Require Suggestion on third party tools both PAID & FREE

Hi All,

I have designed a SSIS package which archives historical data from LiveDB to ArchiveDB.

Archival is done on department basis, each dep lead is given choice of how much amount of live data is required. If the LEAD selects '100'. Only 100 days of data is stored at LiveDB and other data is moved to Archival. All this info is stored in a table and dep LEADS have access to UPDATE the values. SSIS PACKAGE refers to this value while archiving.

However I would keep all the DIM tables in sync with LiveDB and ArchivalDB which would be a simple PROC.

This Package only archives FACT tables, all the FACT tables are kept in a SEQUENCE Container such that they run in parallel.

My Organization wants a third party tool which validates the outcome of the package sent a mail to DBA's about the archival status.

Validations like:

It should trigger the package at a point of time between 1AM and 5AM as per we schedule.

How many records are INSERT(ed) from STAGING table to PROD table.

How much data is loaded into FLAT files using BCP QUERYOUT and how much did the BULK INSERT process load the data into Archival DB.

It should keep a note of the failed process TABLEs and should include in the mail which tables have succeeded and failed.

There should be a choice to select or run only the failed tables manually.

We would appreciate if there is any option to auto-trigger the package to execute only the failed STEPS/ TABLEs on next day at the same time.

Thank you, please let me know if you require any other info.

Probably no help, but we do all that under program control (rather than using SSIS). We log which (table), when (started & finished), how many (rows) ... all that sort of stuff.
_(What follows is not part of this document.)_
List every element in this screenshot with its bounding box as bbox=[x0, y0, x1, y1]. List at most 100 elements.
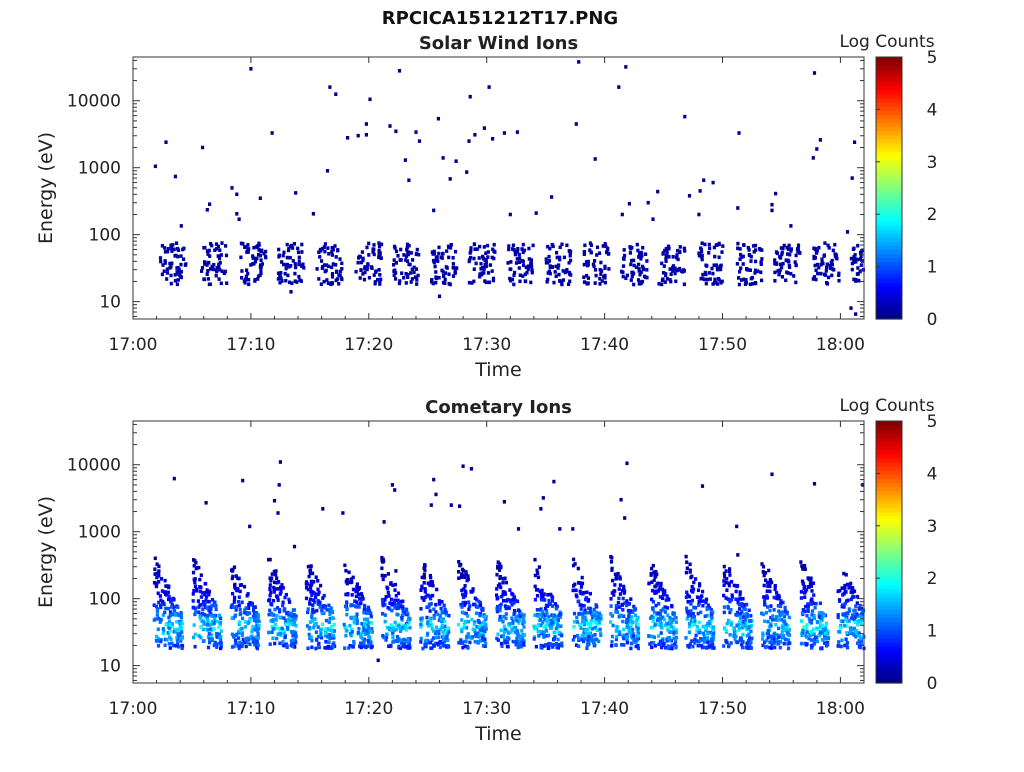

There is then another process that comes along and says "Did the process start" (i.e. looking for the first log entry - if not it logs that as a error) and if it did then "Here's a list of every table which should have copied, is that in the log in chronological order?" thus if anything broke (including a power cut or something else unforeseen) it can detect that.

We don't do the email thing - too great a chance of the email not being delivered and the user not remembering that they should have received an email (more the case if the user gets "hundreds" of such emails each day, of course, if there is only one that's not hard to remember), we use a report instead. We do have an email if the checking failed, but not if it is successful, so we are not relying on loads of emails announcing things.

(We do have one email which checks that every single test of such processes was "clean" and it reports whether that test was totally clean, or X processes failed, thus we just have to remember to check for that one email. If we add a new process of some sort it gets added to the overall checks RATHER THAN generating yet-another-email. We also have a second email which is triggered by a SQL Job failing - i.e. we are testing that a failure does indeed generate an email - so that email NOT arriving would tell us that there was something wrong with the email system - that has happened, when some well-meaning-soul <sigh!> "improved" something) but other than those two emails we have no "must remember to check for that one" emails.